61. Burning the Candle at Both Ends

November 1, 2020

[Ed.  This was written five years ago in June, and is just now emerging from the file of potential blog items.]

One of the most misunderstood idioms in Ameria is confusing because it was a metaphorical statement mistaken for a literal one.

The expression in question antedates the current age of electricity, when candles are used only for decorative purposes.  Though it is interpreted in this “new light” it actually derives from the days when candles were the only source of light.

My daughter gave me the key to something that has puzzled every child for the last hundred years.  Children are often very amusing to adults when they take things literally that are meant abstractly.  I recall being horrified at age seven when my favorite aunt was tearfully telling my mom that she was about to be fired from her job.  I thought they were going to burn her up!

The other evening I was chatting with my working daughter, the mother of two teen-aged boys, who was yawning with fatigue because she had been getting up before dawn to get the boys lunches and gear ready for school, and then staying up at night to finish up her lawyerly work.

“I’ve just been burning the candle at both ends,” she declared, explaining her inability to keep her eyes open.

And it hit my eighty-one-year-old mind for the very first time.  She was burning the candle at both of the dark ends of the day, not at the ends of the candle.  She was “burning the candle” for the light by which to do her work!

The expression is said to have originated in England, and it is now June and we are approaching the summer solstice.  At this season and in those latitudes working from dark to dark would have indicated an eighteen hour work day!

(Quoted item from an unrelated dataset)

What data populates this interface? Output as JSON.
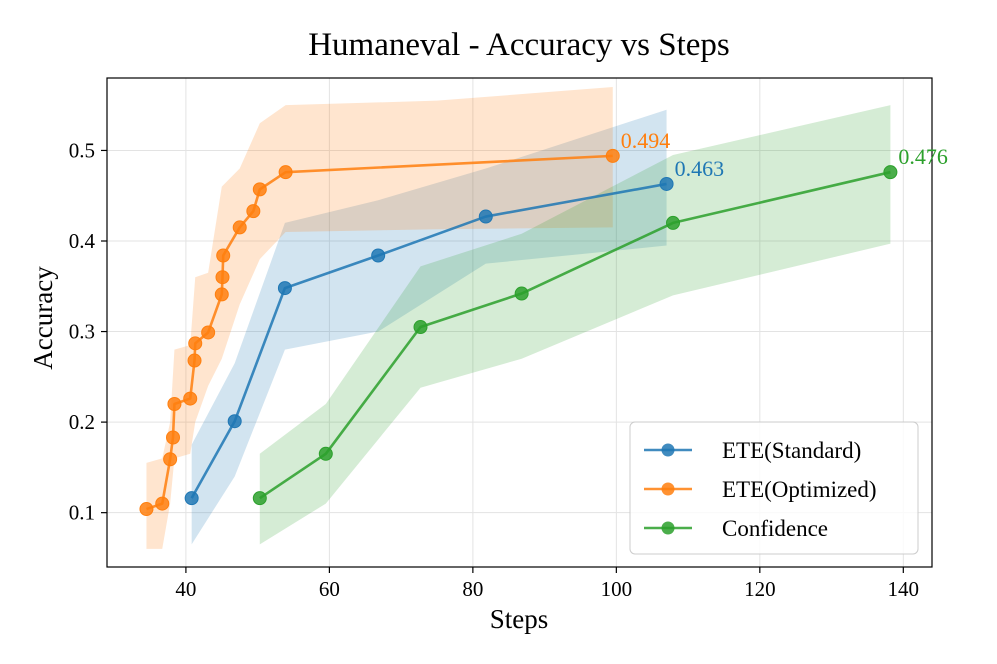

Searching the internet for the expression reveals images and definitions that indicate that nearly everyone  has first heard of “burning the candle at both ends” when they were so young as to have taken it literally.  Then of course Edna St. Vincent Millay, born at a time when she should have perceived the truer meaning, wrote her famous lines, 

My candle burns at both ends; it will not last the night; but ah, my foes, and oh, my friends — it gives a lovely light!

After which anyone would have been blinded to the the literal image by the brilliance of the poetic one.